Há mulheres que têm uma bola de cristal dentro do coração. Lídia sabia que a poesia não perderia. Conversámos num fim de tarde de Inverno, também fazia frio. Cada uma na sua sala. A escritora com fotografias por detrás, eu com um móvel antigo e uns pratos pendurados na parede. Reparou neles e perguntou-me se eram da Companhia das Índias. Eu não sabia… Ambas gostamos de coisas velhas. A poetisa tinha as gatas por ali e, antes de começarmos entre poemas, foi buscar o livro What’s in a name, de 2017, que recebeu o prémio Livro do Ano, na área de Poesia, atribuído pela associação das Livrarias de Madrid, no passado mês de Novembro. Ao longe, ouço-a chamar a cadela, e, de repente, encontro-me com o que li:

“NÚ: ESTUDO EM COMOÇÃO”

Em que meditas tu
quando olhas para mim dessa maneira,
deitada no sofá
diagonal ao espaço onde me sento,
fingindo eu não te olhar?

Em que pensa o teu corpo
elástico, alongado,
pronto a vir ter comigo
se eu pedir?

As orelhas contidas em recanto,
as patas recuadas,
o que vês tu agora no branco dos teus olhos:
lua em quarto-crescente,
um prado claro?

E quando dormes, como noutras horas,
que sonhos te viajam:
a mãe, a caça, a mão macia, o salto
muito perfeito
e alto, muito esguio?

Onde: a noite sem frio
que nos abrigará
um dia
e que há-de ser
(só pode ser)
igual?

Ana Luísa já chegou à mesa. Ouve-se o chá quente caindo na caneca. “O que há num nome?”, pergunto. “Há muito no nome. O nome está, em primeiro lugar, intimamente relacionado com aquilo que nós chamamos de identidade.

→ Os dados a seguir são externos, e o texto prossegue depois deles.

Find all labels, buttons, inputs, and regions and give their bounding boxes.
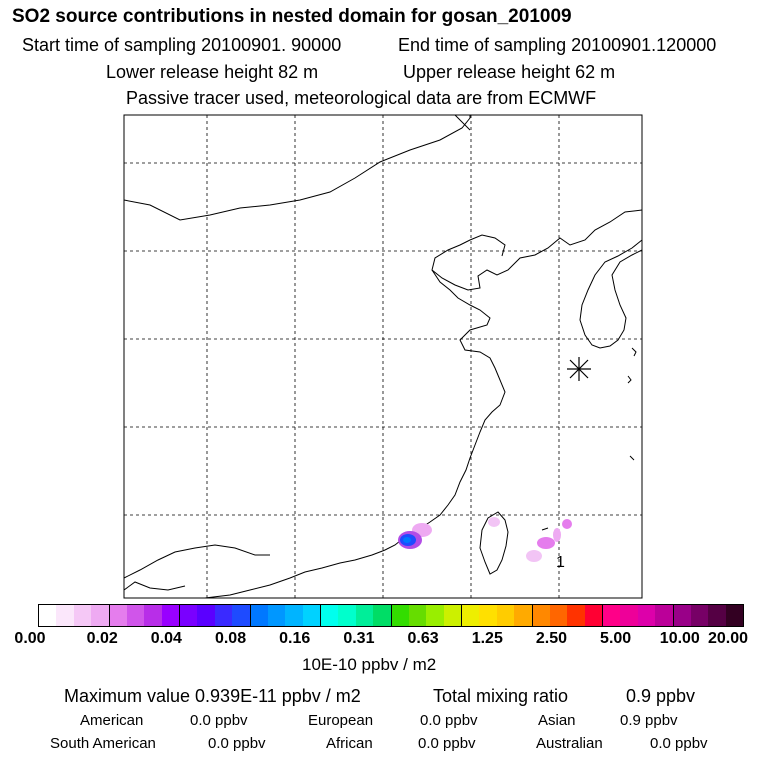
region-value: 0.0 ppbv	[208, 735, 266, 752]
region-name: African	[326, 735, 373, 752]
colorbar	[38, 604, 744, 627]
colorbar-tick-label: 10.00	[659, 630, 700, 647]
border-line	[123, 115, 471, 221]
colorbar-swatch	[708, 605, 726, 626]
plume-low	[526, 550, 542, 562]
region-value: 0.0 ppbv	[650, 735, 708, 752]
colorbar-swatch	[391, 605, 409, 626]
colorbar-swatch	[443, 605, 462, 626]
plume-core	[403, 537, 411, 543]
colorbar-swatch	[584, 605, 603, 626]
station-marker	[567, 357, 591, 381]
colorbar-tick-label: 0.04	[150, 630, 182, 647]
colorbar-swatch	[39, 605, 57, 626]
island	[627, 375, 632, 384]
marker-label: 1	[556, 554, 565, 571]
colorbar-swatch	[285, 605, 303, 626]
colorbar-swatch	[144, 605, 162, 626]
region-name: South American	[50, 735, 156, 752]
colorbar-swatch	[267, 605, 286, 626]
colorbar-swatch	[126, 605, 145, 626]
end-time: End time of sampling 20100901.120000	[398, 35, 717, 55]
colorbar-swatch	[532, 605, 550, 626]
colorbar-swatch	[161, 605, 180, 626]
tracer-note: Passive tracer used, meteorological data…	[126, 88, 597, 108]
colorbar-swatch	[496, 605, 515, 626]
colorbar-swatch	[180, 605, 198, 626]
colorbar-swatch	[91, 605, 110, 626]
plume	[398, 517, 572, 562]
colorbar-swatch	[373, 605, 392, 626]
colorbar-swatch	[673, 605, 691, 626]
colorbar-swatch	[462, 605, 480, 626]
lower-release-height: Lower release height 82 m	[106, 62, 319, 82]
colorbar-tick-label: 20.00	[707, 630, 749, 647]
border-line	[123, 581, 186, 591]
colorbar-swatch	[426, 605, 444, 626]
colorbar-swatch	[603, 605, 621, 626]
colorbar-tick-label: 0.08	[214, 630, 247, 647]
region-name: American	[80, 712, 144, 729]
colorbar-swatch	[408, 605, 427, 626]
coastline	[204, 269, 506, 599]
colorbar-tick-label: 0.16	[279, 630, 311, 647]
map-panel: 1	[123, 114, 643, 599]
region-name: Australian	[536, 735, 603, 752]
island	[631, 347, 637, 357]
colorbar-swatch	[549, 605, 568, 626]
region-value: 0.0 ppbv	[420, 712, 478, 729]
colorbar-swatch	[620, 605, 638, 626]
colorbar-tick-label: 5.00	[600, 630, 632, 647]
maximum-value: Maximum value 0.939E-11 ppbv / m2	[64, 686, 361, 706]
total-mixing-value: 0.9 ppbv	[626, 686, 696, 706]
colorbar-swatch	[690, 605, 709, 626]
taiwan	[479, 511, 509, 575]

Quer dizer, é algo artificial, por um lado, porque nascemos sem nome, nascemos só corpo, digamos assim. Mas, depois, precisamos de palavras para existir. As palavras fazem o mundo. As palavras fazem-nos e desfazem-nos. E, quando digo ‘fazem-nos e desfazem-nos’ é, até, literalmente. Uma palavra negativa pode destruir-nos. Com as palavras, fazem-se as leis. Com uma palavra, pode-se condenar uma pessoa à morte. (…) O nome é composto por letras e por sons e, portanto, pertence à ordem das palavras. Nós não somos nada sem palavras. Ao mesmo tempo, seria maravilhoso que não precisássemos das palavras para comunicar com os outros, mas não é possível. Portanto, o nome tem uma dupla função. É uma espécie de etiqueta que se põe ao outro e, como tal, pode ser factor de discriminação. Por exemplo, se, nos Estados Unidos, neste momento, entrar alguém com o nome de Abdul Salam, a pessoa a quem pertence o nome irá, com certeza, ser revistada. Na Alemanha nazi, muito dificilmente um ‘ariano’ poria o nome ‘Raquel’ a uma filha. Raquel é um nome judaico. Chamar-se Sara, Daniel, Raquel, Samuel, na Alemanha nazi, tinha um peso muito diferente de um Jüngen. É também uma forma de identificação única de cada um de nós. Uma mulher está grávida e perguntam: ‘já sabe se é menino ou menina?’. ‘Já, já.’ ‘E que nome é que escolheram?’.”

WHAT’S IN A NAME

Sentada a esta mesa, a varanda à direita,
como de costume,
penso na minha filha e no nome que lhe demos,
eu e o seu pai, quando ela nasceu

Um nome é coisa de fala e de palavra,
tão espesso como aquelas folhas que, se pudessem olhar,
me haviam de contemplar daquele vaso,
perguntando-me por que se chamam assim

Porém, não fui eu quem escolheu o nome da flor
a que pertencem essas folhas:
o nome já lá estava, alguém pensou nele
muito antes de mim, e foi decerto a partir do latim,
só depois: o costume

Mas não há nada de natural num nome:
como uma roupa, um hábito, normalmente para a vida inteira,
ele nada mais faz do que cobrir
a nudez em que nascemos

Com a minha filha,
o mais belo de tudo, a maior deflagração
de amor – foi olhar os seus olhos,
sentir-lhe o toque em estame
dos dedos muito finos

esses: sem nome ainda,
mas de uma incontrolável
perfeição inteira

“O que há num nome? Se fosse dado um outro nome
À rosa, seria menos doce o seu perfume?”

Romeu e Julieta, Acto II, Cena ii, epígrafe de What’s in a name

“Não é por acaso que Julieta diz a Romeu: ‘meu Romeu, porque és tu Romeu?’ Ou seja, porque é que tinhas de te chamar Romeu? O facto de te chamares Romeu significa que pertences à família inimiga. Os Capuleto e os Montéquio, como sabemos, estão em guerra, são inimigos. Portanto, ele não é só aquele jovem que está ali. Tem, também, o nome da família inimiga. Quando ela pergunta lhe pergunta aquilo, ele diz: não, chama-me só ‘amor’. Mas chamar ‘amor’ é, também, uma forma de chamar, é linguagem.”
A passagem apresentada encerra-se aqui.